Selon l’économiste sénégalais Magaye Gaye, Trump pourrait s’attaquer à l’Agoa qui permet à l’Afrique d’exporter ses produits sur le marché américain.
Le retour de Donald Trump à la Maison-Blanche pourrait ouvrir la voie à des programmes moins avantageux pour les pays africains, dans un contexte de rivalité croissante avec la Chine, analyse l’économiste sénégalais Magaye Gaye.
Donald Trump est de retour à la Maison Blanche. Son premier mandat a été marqué par une réduction des engagements américains en Afrique. Et n’eût été l’intervention du Congrès américain, l’aide publique au développement en faveur de l’Afrique aurait été réduite à sa portion congrue. Même l’initiative Prosper Africa, lancée en 2019, n’a pas eu l’impact escompté.
« La poursuite de ce positionnement pourrait constituer une menace majeure pour les relations traditionnelles entre les États-Unis et l’Afrique, en raison d’un désintérêt possible pour le continent », explique l’économiste sénégalais Magaye Gaye, ancien cadre à la Banque ouest africaine de développement (Boad). Selon lui, fidèle à sa doctrine d’ « America First » (l’Amérique d’abord), Trump pourrait s’attaquer à des leviers comme l’Agoa (African growth and opportunity act) et l’aide publique au développement, qu’il juge peu bénéfiques pour l’économie américaine. « Cela pourrait ouvrir la voie à des programmes moins avantageux pour les pays africains, dans un contexte de rivalité croissante avec la Chine », poursuit M. Gaye.
Sur le plan diplomatique et commercial, une politique d’écrémage sélective pourrait être privilégiée au lieu d’une politique de pénétration massive en Afrique. « Trump pourrait opter pour une approche ciblée en privilégiant des pays comme le Ghana, le Nigeria, l’Éthiopie, le Kenya, le Maroc et l’Afrique du Sud », ajoute l’expert. Et pourquoi pas le Sénégal, au nom de son alternance démocratique et de sa position géopolitique stratégique ? Un plan Marshall pour l’Afrique ?

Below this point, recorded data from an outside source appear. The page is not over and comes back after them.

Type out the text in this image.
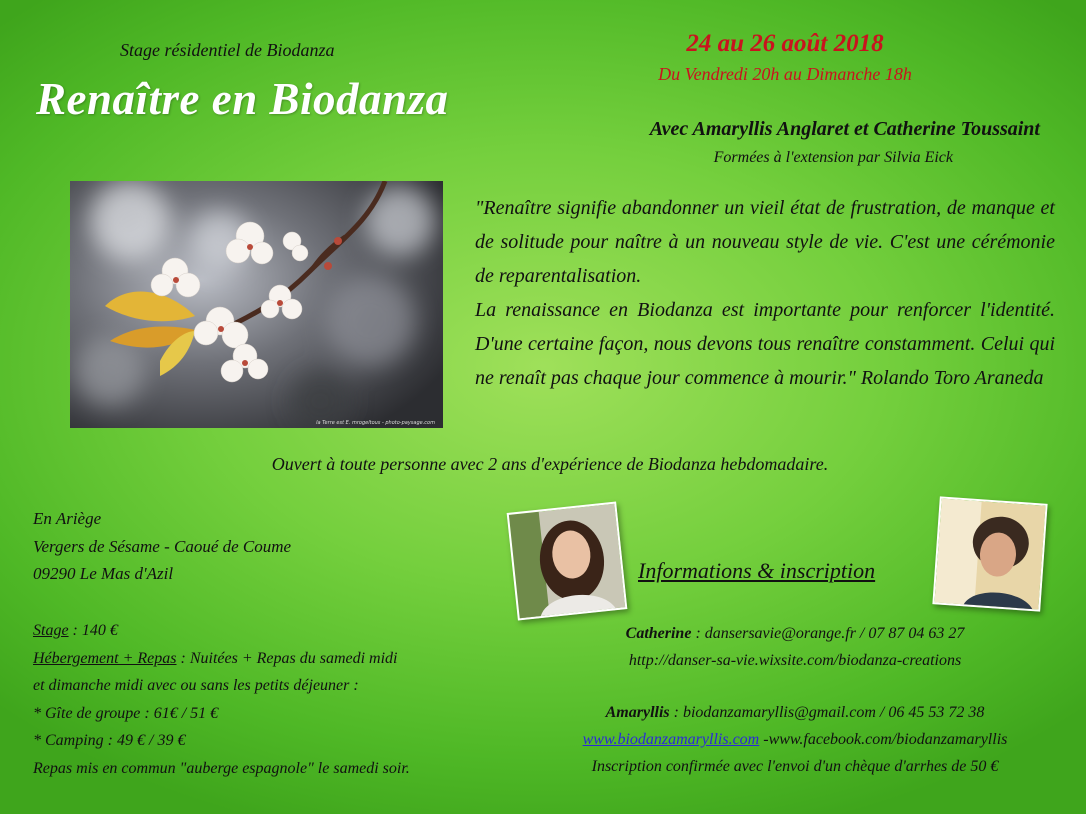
Stage résidentiel de Biodanza
Renaître en Biodanza
24 au 26 août 2018
Du Vendredi 20h au Dimanche 18h
Avec Amaryllis Anglaret et Catherine Toussaint
Formées à l'extension par Silvia Eick
la Terre est E. mrogeltous - photo-paysage.com

"Renaître signifie abandonner un vieil état de frustration, de manque et de solitude pour naître à un nouveau style de vie. C'est une cérémonie de reparentalisation.

La renaissance en Biodanza est importante pour renforcer l'identité. D'une certaine façon, nous devons tous renaître constamment. Celui qui ne renaît pas chaque jour commence à mourir." Rolando Toro Araneda

Ouvert à toute personne avec 2 ans d'expérience de Biodanza hebdomadaire.
En Ariège
Vergers de Sésame - Caoué de Coume
09290 Le Mas d'Azil
Stage : 140 €
Hébergement + Repas : Nuitées + Repas du samedi midi
et dimanche midi avec ou sans les petits déjeuner :
* Gîte de groupe : 61€ / 51 €
* Camping : 49 € / 39 €
Repas mis en commun "auberge espagnole" le samedi soir.
Informations & inscription
Catherine : dansersavie@orange.fr / 07 87 04 63 27
http://danser-sa-vie.wixsite.com/biodanza-creations
Amaryllis : biodanzamaryllis@gmail.com / 06 45 53 72 38
www.biodanzamaryllis.com -www.facebook.com/biodanzamaryllis
Inscription confirmée avec l'envoi d'un chèque d'arrhes de 50 €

De l’avis de Magaye Gaye, la rivalité sino-américaine et le retrait des bases françaises pourraient pousser Trump à conclure des accords bilatéraux de libre-échange avec ces Nations clés. Sur le plan commercial, Trump pourrait maintenir une approche axée sur l’exploitation des ressources naturelles africaines (pétrole, gaz, minerais), sans favoriser l’industrialisation du continent à travers des programmes structurants. Ce qui, selon M. Gaye, risque de perpétuer une dépendance des économies africaines. Il pense également que le président Trump ne ménagera aucun effort pour contrer la Chine sur l’échiquier africain. « Au nom de cette guerre commerciale contre la Chine, le nouveau locataire de la Maison-Blanche cherchera inévitablement à casser ce cercle commercial sino-africain », dit-il.
L’économiste craint que Trump n’accentue certaines pressions sur les gouvernements africains, notamment sur des questions stratégiques comme les télécommunications, les infrastructures et l’énergie. Cette rivalité, renchérit Magaye Gaye, pourrait aussi se traduire par une dénonciation des conditions non transparentes entourant les stratégies d’endettement de l’Afrique. L’Afrique, exportatrice de matières premières (pétrole, minerais, etc.), pourrait être affectée par une telle rivalité, notamment par une baisse de la demande chinoise et des cours des matières premières plus volatiles si la rivalité commerciale ralentit l’économie mondiale.
Cependant, pense M. Gaye, une telle rivalité pourrait également faire naître de nouvelles opportunités de négociation pour les pays africains qui pourraient tirer parti de cette compétition entre les deux principales puissances mondiales. Une lecture alternative, celle d’un Donald Trump transformé et conscient des enjeux mondiaux après quatre ans hors du pouvoir, voudrait qu’il adopte une posture plus constructive face aux défis mondiaux, tels que la guerre russo-ukrainienne, les conflits au Proche-Orient et le sous-développement persistant de l’Afrique.
« En tant qu’homme de défis, il pourrait vouloir initier un véritable « Plan Marshall » pour l’Afrique afin de faire du continent un partenaire stratégique privilégié. Il pourrait, enfin, effectuer une première visite historique sur le continent, marquant ainsi une rupture avec le passé », espère Magaye Gaye.